野天風呂は冬に入るのが最高であることは北米の温泉マニアも共通で、そのために温泉閉鎖のサインを無視して温泉行きを決行します。その結果、カナダやアメリカで毎年耳にするのが温泉客が温泉で遭難するというニュースです。これは大陸性の気候と、国土が広大なので温泉から最寄の民家までの距離がありすぎるのが原因です。日本だとどんな秘湯でも10kmも歩けば何とか連絡のできそうな場所に出ることができます。

これがカナダだとミーガー温泉でも最寄の町とは70km離れていますので、交通量の少ない時に林道で事故があると、携帯は通じないし、何十キロも歩く勇気は無いので、翌朝に誰かが通過する事を期待して、車の中でひと晩過すハメになります。それなりの秘湯だと北米の温泉愛好家は普通は万一に備えてキャンプの準備をしていきます。ところがミーガー温泉ぐらいだとカナダでは下駄履き温泉の感覚になるので、どうしても油断してしまうのです。

夏はそれでも何とかなるが、10月末ぐらいになると気温がかなり冷え込み、早い年には雪が降ります。北米では山峡の野天風呂に来る人は体力があるので、普通2〜3時間ぐらいは入浴するのが常識です。この2〜3時間の入浴中に林道の区間が長いので、温泉が曇り空でも途中の林道が雪になっている事があります。

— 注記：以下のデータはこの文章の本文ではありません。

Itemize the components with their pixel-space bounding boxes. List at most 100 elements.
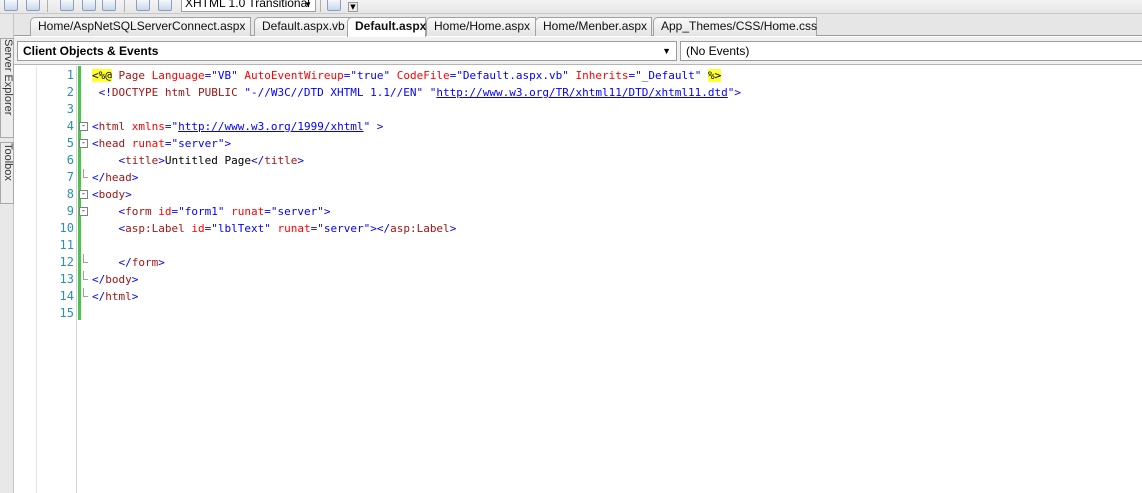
code-token: CodeFile (390, 69, 450, 82)
navigation-bar: Client Objects & Events ▼ (No Events) (14, 37, 1142, 65)
code-token: Page (111, 69, 152, 82)
back-icon[interactable] (4, 0, 18, 11)
code-token: " (423, 86, 437, 99)
code-token: Inherits (568, 69, 629, 82)
code-line[interactable]: 1 <%@ Page Language="VB" AutoEventWireup=… (14, 67, 1142, 84)
tab-label: Home/Menber.aspx (543, 19, 648, 33)
page-icon[interactable] (60, 0, 74, 11)
collapse-icon[interactable]: - (79, 207, 88, 216)
code-token: <%@ (92, 69, 112, 82)
tab-default-aspx[interactable]: Default.aspx (347, 17, 426, 37)
code-line[interactable]: 15 (14, 305, 1142, 322)
code-token: < (92, 188, 99, 201)
tab-label: Home/Home.aspx (434, 19, 531, 33)
code-text: </form> (92, 254, 165, 271)
code-token: html (98, 120, 126, 133)
code-editor[interactable]: 1 <%@ Page Language="VB" AutoEventWireup=… (14, 66, 1142, 493)
tab-home-menber-aspx[interactable]: Home/Menber.aspx (535, 17, 652, 36)
code-token: title (264, 154, 298, 167)
line-number: 13 (59, 272, 74, 286)
spellcheck-icon[interactable] (327, 0, 341, 11)
code-token: </ (92, 256, 132, 269)
fold-end-marker (83, 288, 88, 297)
code-token: body (98, 188, 126, 201)
align-icon[interactable] (158, 0, 172, 11)
code-line[interactable]: 4- <html xmlns="http://www.w3.org/1999/xh… (14, 118, 1142, 135)
code-token: "VB" (211, 69, 238, 82)
code-token: > (131, 171, 139, 184)
code-line[interactable]: 6 <title>Untitled Page</title> (14, 152, 1142, 169)
code-token: head (98, 137, 126, 150)
doctype-selector[interactable]: XHTML 1.0 Transitional ▼ (181, 0, 316, 12)
code-token: < (92, 222, 126, 235)
code-token: > (297, 154, 304, 167)
client-objects-dropdown[interactable]: Client Objects & Events ▼ (17, 41, 677, 61)
code-line[interactable]: 13 </body> (14, 271, 1142, 288)
outdent-icon[interactable] (102, 0, 116, 11)
code-token: > (131, 273, 139, 286)
code-text: <body> (92, 186, 132, 203)
line-number: 4 (66, 119, 74, 133)
code-text: </head> (92, 169, 138, 186)
toolbar-options-icon[interactable]: ▼ (348, 2, 358, 12)
code-token: > (224, 137, 232, 150)
code-text: <form id="form1" runat="server"> (92, 203, 330, 220)
code-token: > (158, 154, 165, 167)
code-token: xmlns (125, 120, 165, 133)
collapse-icon[interactable]: - (79, 190, 88, 199)
code-token: runat (224, 205, 265, 218)
forward-icon[interactable] (26, 0, 40, 11)
server-explorer-label: Server Explorer (2, 39, 14, 116)
code-line[interactable]: 9- <form id="form1" runat="server"> (14, 203, 1142, 220)
toolbar-separator (124, 0, 125, 12)
collapse-icon[interactable]: - (79, 139, 88, 148)
server-explorer-tab[interactable]: Server Explorer (0, 38, 14, 138)
code-token: < (92, 205, 126, 218)
code-token: "Default.aspx.vb" (456, 69, 569, 82)
code-token: < (92, 120, 99, 133)
fold-end-marker (83, 169, 88, 178)
client-objects-value: Client Objects & Events (23, 44, 159, 58)
code-text: <html xmlns="http://www.w3.org/1999/xhtm… (92, 118, 383, 135)
tab-home-aspnetsqlserverconnect[interactable]: Home/AspNetSQLServerConnect.aspx (30, 17, 251, 36)
code-line[interactable]: 3 (14, 101, 1142, 118)
code-token: asp:Label (390, 222, 450, 235)
code-line[interactable]: 14 </html> (14, 288, 1142, 305)
code-line[interactable]: 10 <asp:Label id="lblText" runat="server… (14, 220, 1142, 237)
code-token: runat (125, 137, 165, 150)
tab-home-home-aspx[interactable]: Home/Home.aspx (426, 17, 536, 36)
side-panel: Server Explorer Toolbox (0, 14, 14, 493)
line-number: 9 (66, 204, 74, 218)
tab-app-themes-home-css[interactable]: App_Themes/CSS/Home.css (653, 17, 817, 36)
code-text: <asp:Label id="lblText" runat="server"><… (92, 220, 456, 237)
code-token: http://www.w3.org/TR/xhtml11/DTD/xhtml11… (436, 86, 728, 99)
code-token: html (105, 290, 132, 303)
fold-end-marker (83, 254, 88, 263)
code-line[interactable]: 12 </form> (14, 254, 1142, 271)
code-token: = (164, 137, 172, 150)
code-line[interactable]: 5- <head runat="server"> (14, 135, 1142, 152)
code-line[interactable]: 7 </head> (14, 169, 1142, 186)
collapse-icon[interactable]: - (79, 122, 88, 131)
code-token: Untitled Page (164, 154, 251, 167)
chevron-down-icon: ▼ (662, 46, 671, 56)
code-line[interactable]: 2 <!DOCTYPE html PUBLIC "-//W3C//DTD XHT… (14, 84, 1142, 101)
toolbar-separator (47, 0, 48, 12)
code-token: AutoEventWireup (237, 69, 344, 82)
code-token: > (158, 256, 165, 269)
code-token: > (125, 188, 132, 201)
code-token: head (105, 171, 132, 184)
code-line[interactable]: 8- <body> (14, 186, 1142, 203)
code-token: "-//W3C//DTD XHTML 1.1//EN" (244, 86, 424, 99)
code-token: html PUBLIC (158, 86, 245, 99)
toolbox-tab[interactable]: Toolbox (0, 142, 14, 204)
indent-icon[interactable] (136, 0, 150, 11)
tab-default-aspx-vb[interactable]: Default.aspx.vb (254, 17, 351, 36)
code-text: <title>Untitled Page</title> (92, 152, 304, 169)
code-line[interactable]: 11 (14, 237, 1142, 254)
code-token: "server" (171, 137, 225, 150)
document-tabs: Home/AspNetSQLServerConnect.aspx Default… (14, 14, 1142, 37)
code-token: "> (727, 86, 742, 99)
format-icon[interactable] (82, 0, 96, 11)
events-dropdown[interactable]: (No Events) (680, 41, 1142, 61)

温泉からルンルン気分で帰路についたら、15km走行して新雪でそれより先は進めなくなります。そんな季節になると交通量も少ないので、寒さとの戦いで車中泊は悲劇になります。温泉に戻るにも遠すぎるし町までは何十キロのあるしで、結局は家族が警察に連絡して救助隊が来るまで待つ事になるので、凍死寸前の状態になってしまいます。

ミーガー温泉での事件

ミーガー温泉でも過去に日本人と韓国人の5人のグループが林道の30km地点で立ち往生し、救助隊が駆けつけたときは遭難寸前だったという記憶があります。グループの中の二人は体温の低下のためか、呼吸困難で瀕死の状態で横たわっていました。すぐに全員がペンバートンの病院に移送されましたが、救助隊の到着が数時間遅れていれば大惨事になることが確実でした。

警察からの連絡で、狩り出された私達は移送された東洋人のグループの軽装にあきれてしまいました。バンクーバー市内を観光をするような軽装だったからです。ペンバートン救助隊のアルは何年か前にも日本人グループを救助した事があると私にこぼしていました。彼はペンバートン救助隊の隊長しているので、カナダの気候条件に無知な東洋人の不注意に腹を立てていました。

このグループを先導していたのが日本人の短期滞在者だったので、私が病院でこの青年に注意することになりました。本人は事の重大さに気付いてションボリしていました。温泉好きの青年で日本でもかなりの数の温泉を制覇しているような話で、何箇所かのカナダの秘湯を巡る計画で、ワーキングホリデーのビザで来たそうです。

バンクーバーの友人から車で行けて木橋を渡った先にある野天風呂と聞いたので、塩原温泉の岩の湯に行くような気持ちで来たようですが、遭難してカナダの自然環境の厳しさに愕然としたそうです。この青年が日本で何百の温泉を巡ったか分かりませんが、カナダで最初の下駄履き温泉のミーガー温泉での遭難ですから、その後カナダの秘湯めぐりの計画を実行したかどうかは分かりません。「BC州の男性二人が温泉で命拾い」の記事を見て温泉が天の恵みであると同時に、北米の野天風呂巡りには常に十分な注意が必要であることを改めて実感しました。